【今週は天野秀夫氏】は2026年後半相場がスタート。7月10日から15日にかけて2月期・8月期、最終週は3月期企業の決算発表が本格化する。高値警戒感が強まるAI半導体関連以外に物色の裾野が広がるチャンスが到来する。
特に業績の上方修正に対する株価インパクトは大きい。そこで、昨年7月に業績上方修正を発表した銘柄の中で今期も期待でき、株価が比較的リーズナブルな銘柄をピックアップしてみた。
東証スタンダードの鉄人化ホールディングス(2404=589円)は、首都圏中心に「カラオケの鉄人」をチェーン展開するカラオケ事業を中核に、システム開発・メディア事業、ラーメンや焼き鳥のレストラン事業、ネイルサロンなど美容事業も展開。コロナ禍を乗り越えた業績回復は著しく、今年1月に増額修正した今8月期連結業績予想は前期比20・3%増収、89・4%営業増益の高変化率で第2四半期(9月~2月)時点の通期利益予想に対する進捗率は60%に達している。抵触している上場維持基準のクリアのための施策や積極的なM&A姿勢を持つ。7月15日に第3四半期決算を発表予定だ。
東証スタンダードのアルファ(4760=1660円)は、ポスターやのぼりなど店頭POP広告大手で販促企画・運営の一括支援ビジネスも手掛ける。4月に今8月期連結業績予想と配当予想を上方修正。連結売上高は前期比3・7%増の66億円、営業利益は同10・8%増の2億6000万円で3期連続の増収増益を継続。

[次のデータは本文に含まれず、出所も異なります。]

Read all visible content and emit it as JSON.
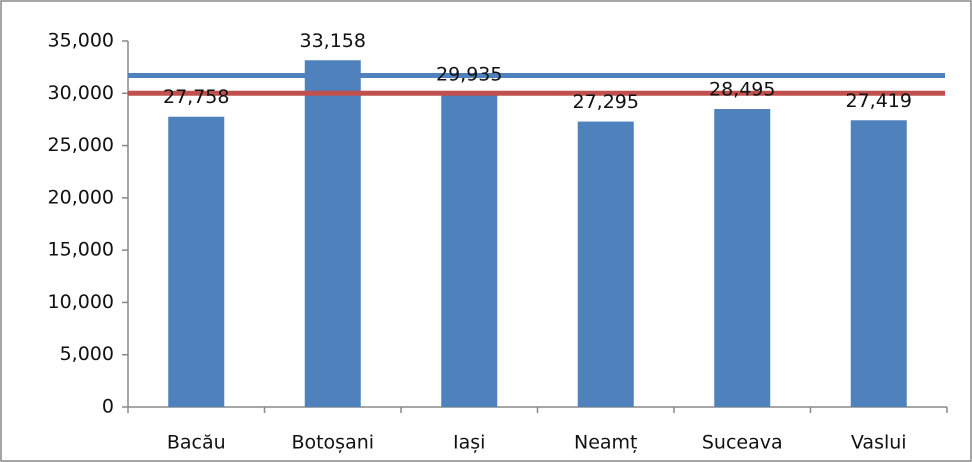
{
  "chart_data": {
    "type": "bar",
    "categories": [
      "Bacău",
      "Botoșani",
      "Iași",
      "Neamț",
      "Suceava",
      "Vaslui"
    ],
    "values": [
      27758,
      33158,
      29935,
      27295,
      28495,
      27419
    ],
    "value_labels": [
      "27,758",
      "33,158",
      "29,935",
      "27,295",
      "28,495",
      "27,419"
    ],
    "color": "#4f81bd",
    "ylim": [
      0,
      35000
    ],
    "yticks": [
      0,
      {
        "value": 5000,
        "label": "5,000"
      },
      {
        "value": 10000,
        "label": "10,000"
      },
      {
        "value": 15000,
        "label": "15,000"
      },
      {
        "value": 20000,
        "label": "20,000"
      },
      {
        "value": 25000,
        "label": "25,000"
      },
      {
        "value": 30000,
        "label": "30,000"
      },
      {
        "value": 35000,
        "label": "35,000"
      }
    ],
    "reference_lines": [
      {
        "value": 31700,
        "color": "#4f81bd"
      },
      {
        "value": 30000,
        "color": "#c0504d"
      }
    ],
    "grid": false
  }
}
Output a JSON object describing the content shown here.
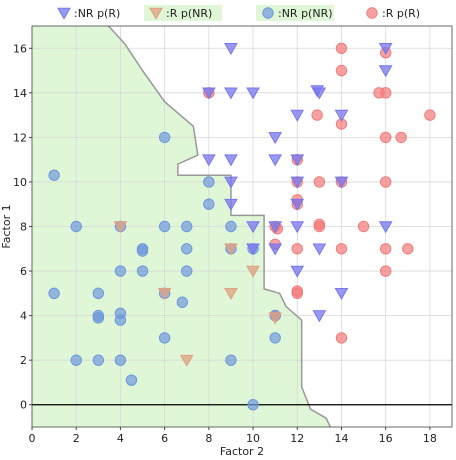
{
  "chart_data": {
    "type": "scatter",
    "title": "",
    "xlabel": "Factor 2",
    "ylabel": "Factor 1",
    "xlim": [
      0,
      19
    ],
    "ylim": [
      -1,
      17
    ],
    "x_ticks": [
      0,
      2,
      4,
      6,
      8,
      10,
      12,
      14,
      16,
      18
    ],
    "y_ticks": [
      0,
      2,
      4,
      6,
      8,
      10,
      12,
      14,
      16
    ],
    "grid": true,
    "zero_line": 0,
    "legend_position": "top",
    "region": {
      "name": "NR decision region",
      "color": "#dff7d6",
      "edge_color": "#999999",
      "boundary": [
        [
          3,
          17.5
        ],
        [
          4.2,
          16.2
        ],
        [
          5,
          15
        ],
        [
          6,
          13.6
        ],
        [
          7.3,
          12.5
        ],
        [
          7.5,
          11.2
        ],
        [
          6.6,
          10.8
        ],
        [
          6.6,
          10.3
        ],
        [
          9,
          10.3
        ],
        [
          9,
          8.5
        ],
        [
          10.5,
          8.5
        ],
        [
          10.5,
          6.2
        ],
        [
          10.5,
          5.2
        ],
        [
          11.2,
          5
        ],
        [
          11.5,
          4.4
        ],
        [
          12.2,
          3.8
        ],
        [
          12.2,
          2.4
        ],
        [
          12.2,
          0.8
        ],
        [
          12.6,
          -0.2
        ],
        [
          13.3,
          -0.6
        ],
        [
          13.5,
          -1
        ]
      ]
    },
    "series": [
      {
        "name": ":NR p(R)",
        "marker": "triangle",
        "color": "#7777ee",
        "points": [
          [
            9,
            16
          ],
          [
            16,
            16
          ],
          [
            9,
            14
          ],
          [
            8,
            14
          ],
          [
            10,
            14
          ],
          [
            12.9,
            14.1
          ],
          [
            13,
            14
          ],
          [
            16,
            15
          ],
          [
            12,
            13
          ],
          [
            14,
            13
          ],
          [
            11,
            12
          ],
          [
            8,
            11
          ],
          [
            9,
            11
          ],
          [
            11,
            11
          ],
          [
            12,
            11
          ],
          [
            9,
            10
          ],
          [
            12,
            10
          ],
          [
            14,
            10
          ],
          [
            9,
            9
          ],
          [
            12,
            9
          ],
          [
            10,
            8
          ],
          [
            11,
            8
          ],
          [
            12,
            8
          ],
          [
            11,
            7
          ],
          [
            13,
            7
          ],
          [
            10,
            7
          ],
          [
            12,
            6
          ],
          [
            14,
            5
          ],
          [
            13,
            4
          ],
          [
            16,
            8
          ]
        ]
      },
      {
        "name": ":R p(NR)",
        "marker": "triangle",
        "color": "#e0a080",
        "points": [
          [
            4,
            8
          ],
          [
            9,
            7
          ],
          [
            10,
            6
          ],
          [
            6,
            5
          ],
          [
            9,
            5
          ],
          [
            11,
            3.9
          ],
          [
            7,
            2
          ]
        ]
      },
      {
        "name": ":NR p(NR)",
        "marker": "circle",
        "color": "#6f98dd",
        "points": [
          [
            1,
            10.3
          ],
          [
            6,
            12
          ],
          [
            8,
            10
          ],
          [
            8,
            9
          ],
          [
            2,
            8
          ],
          [
            4,
            8
          ],
          [
            6,
            8
          ],
          [
            7,
            8
          ],
          [
            9,
            8
          ],
          [
            5,
            7
          ],
          [
            5,
            6.9
          ],
          [
            7,
            7
          ],
          [
            9,
            7
          ],
          [
            10,
            7
          ],
          [
            4,
            6
          ],
          [
            5,
            6
          ],
          [
            7,
            6
          ],
          [
            1,
            5
          ],
          [
            3,
            5
          ],
          [
            6,
            5
          ],
          [
            4,
            4.1
          ],
          [
            3,
            4
          ],
          [
            3,
            3.9
          ],
          [
            4,
            3.8
          ],
          [
            6.8,
            4.6
          ],
          [
            6,
            3
          ],
          [
            11,
            3
          ],
          [
            2,
            2
          ],
          [
            3,
            2
          ],
          [
            4,
            2
          ],
          [
            9,
            2
          ],
          [
            4.5,
            1.1
          ],
          [
            10,
            0
          ],
          [
            11,
            4
          ]
        ]
      },
      {
        "name": ":R p(R)",
        "marker": "circle",
        "color": "#f27a7a",
        "points": [
          [
            8,
            14
          ],
          [
            14,
            16
          ],
          [
            16,
            15.8
          ],
          [
            14,
            15
          ],
          [
            15.7,
            14
          ],
          [
            16,
            14
          ],
          [
            12.9,
            13
          ],
          [
            14,
            12.6
          ],
          [
            16,
            12
          ],
          [
            16.7,
            12
          ],
          [
            18,
            13
          ],
          [
            12,
            11
          ],
          [
            12,
            10
          ],
          [
            13,
            10
          ],
          [
            14,
            10
          ],
          [
            16,
            10
          ],
          [
            12,
            9.2
          ],
          [
            12,
            9
          ],
          [
            11,
            8
          ],
          [
            13,
            8
          ],
          [
            13,
            8.1
          ],
          [
            15,
            8
          ],
          [
            11,
            7.2
          ],
          [
            12,
            7
          ],
          [
            14,
            7
          ],
          [
            16,
            7
          ],
          [
            17,
            7
          ],
          [
            16,
            6
          ],
          [
            12,
            5
          ],
          [
            12,
            5.1
          ],
          [
            11,
            4
          ],
          [
            14,
            3
          ],
          [
            11.1,
            7.9
          ]
        ]
      }
    ]
  }
}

7月10日に第3四半期決算発表が迫っているが、注目点は業績とともに年間一括の8月期末配当70円。配当利回りは4%超で、決算通過後は配当取りの動きが株価下支え要因として働く。
東証プライムのブロードリーフ(3673=434円)は、自動車整備業界向け部品取引のクラウドサービス提供というニッチな事業内容を持つ銘柄。6月末に2018年3月以来となる約8年3か月ぶりの1対2の株式分割を実施したばかりの需給要因が上値の重さを意識させるが、それを上回る業績変化率の高さが魅力だ。今12月期連結業績予想は売上高が前期比12・9%増の235億円、営業利益は2・3倍増の48億円という特大の変化率。

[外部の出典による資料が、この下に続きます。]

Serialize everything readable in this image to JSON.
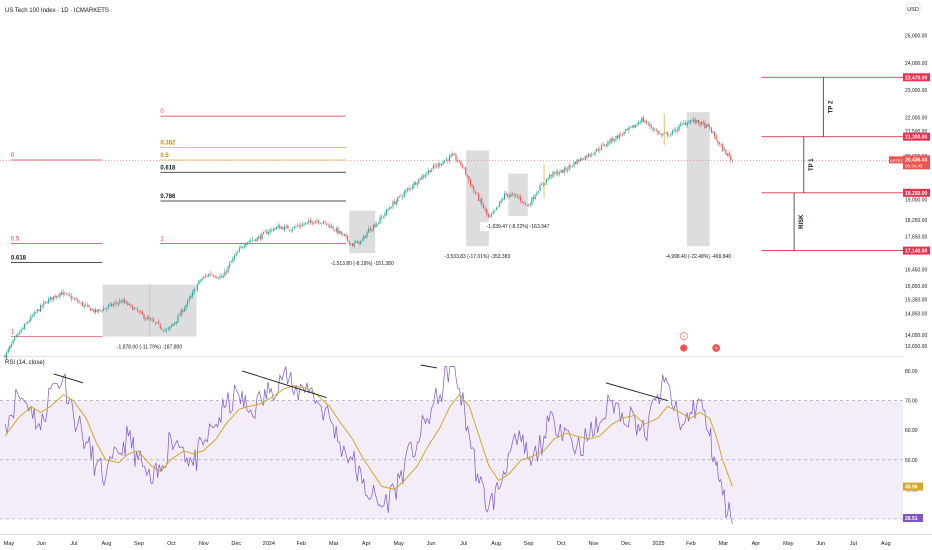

パッケージソフトからクラウドシステムへの切り替えが進展していることが利益率の向上に寄与するほか、伊藤忠グループが支援する中古車販売大手WECARS向けサービスが開始された効果も大きい。最新の会社四季報で来期営業利益を今期予想比87・5%増の90億円としていることも注目点だ。